L'organizzazione, nella Campania agricola, produce importanti risultati quando si affida a giovani competenti che fanno rete e si evolvono rispetto ad un passato troppo individualista. Un esempio del nuovo corso è rappresentato dalla Giaccio Fruit, il cui responsabile tecnico è Giuseppe Giaccio.

Una tradizione familiare, la sua?

Sono alla terza generazione: la mia famiglia proviene dalla collina dei Camaldoli, a Napoli, e poi si sposta nell'alto Casertano. La cooperativa nasce prima come azienda agricola e poi, con l'aumento della richiesta del prodotto e con la crescita delle dimensioni dell'azienda di famiglia, il passaggio ad organizzazione dei produttori è diventato quasi la strada obbligata.

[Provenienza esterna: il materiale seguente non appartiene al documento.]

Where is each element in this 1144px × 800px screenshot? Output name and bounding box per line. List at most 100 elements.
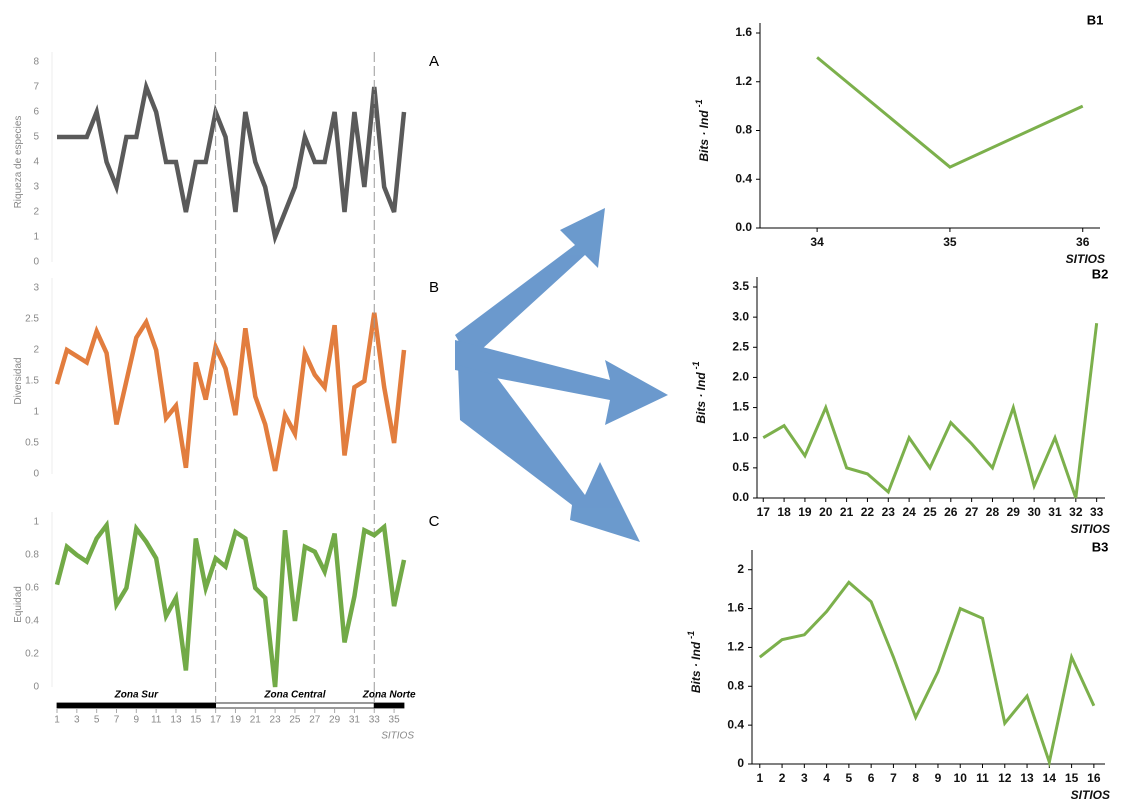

Unione, aggregazione: concetti difficili da fare assimilare, al Sud. Come ci siete riusciti?

In un primo momento, non nego che ci fosse un certo grado di scetticismo; non ci credevano, tutto procedeva a rilento. Poi, come in tutte le cose, i buoni risultati hanno prodotto interesse e poi entusiasmo: non abbiamo dovuto più “spingere”, le realtà serie del Casertano venivano e ci chiedevano di associarsi, vedendo la trasparenza e la linearità dei nostri comportamenti. Prima di essere imprenditori e commercianti siamo agricoltori; sappiamo cosa significa creare, parliamo lo stesso linguaggio dei nostri associati.

Una scelta vincente, quella di stare insieme?

Direi obbligata, oltre che vincente. Oggi il mercato richiede qualità e quantità: è inutile fare altissima qualità e poi non poter accontentare i clienti con la quantità; la gdo gestisce quantitativi spaventosi ed è interessata ai due aspetti. Investire in qualità non è difficile: su questo areale i produttori sono da sempre in melicoltura e peschicoltura; lavoravano sui mercati generali che richiedevano molta qualità. Il fattore che mancava era quello quantitativo, e fortunatamente abbiamo ridotto il gap, anche se i problemi permangono.

Quali sono le maggiori criticità?

La redditività. Il mercato non corrisponde il valore reale del prodotto, che risente di una cattiva immagine di questo territorio. Qui da noi il prodotto è controllato al massimo, ma i media vogliono fare di tutta l'erba un fascio e tutto ciò che si dice non corrisponde alla realtà.

Una componente che scoraggia anche i giovani ad avvicinarsi all'agricoltura?

No, questo no. Vedo molto ricambio generazionale, un vero ritorno in agricoltura; un po' per ripiego, un po' per scelta consapevole. La crisi è forte; per chi ha un'azienda di famiglia è giusto seguire le orme dei genitori. Ma se dovessi consigliare a qualcuno che dovesse iniziare da zero, non so se lo farei. Agricoltore non è solo un mestiere ma è un modo di vivere: devi gestire il lavoro, il tempo, in giornate che hanno ritmi del tutto diversi dagli altri settori.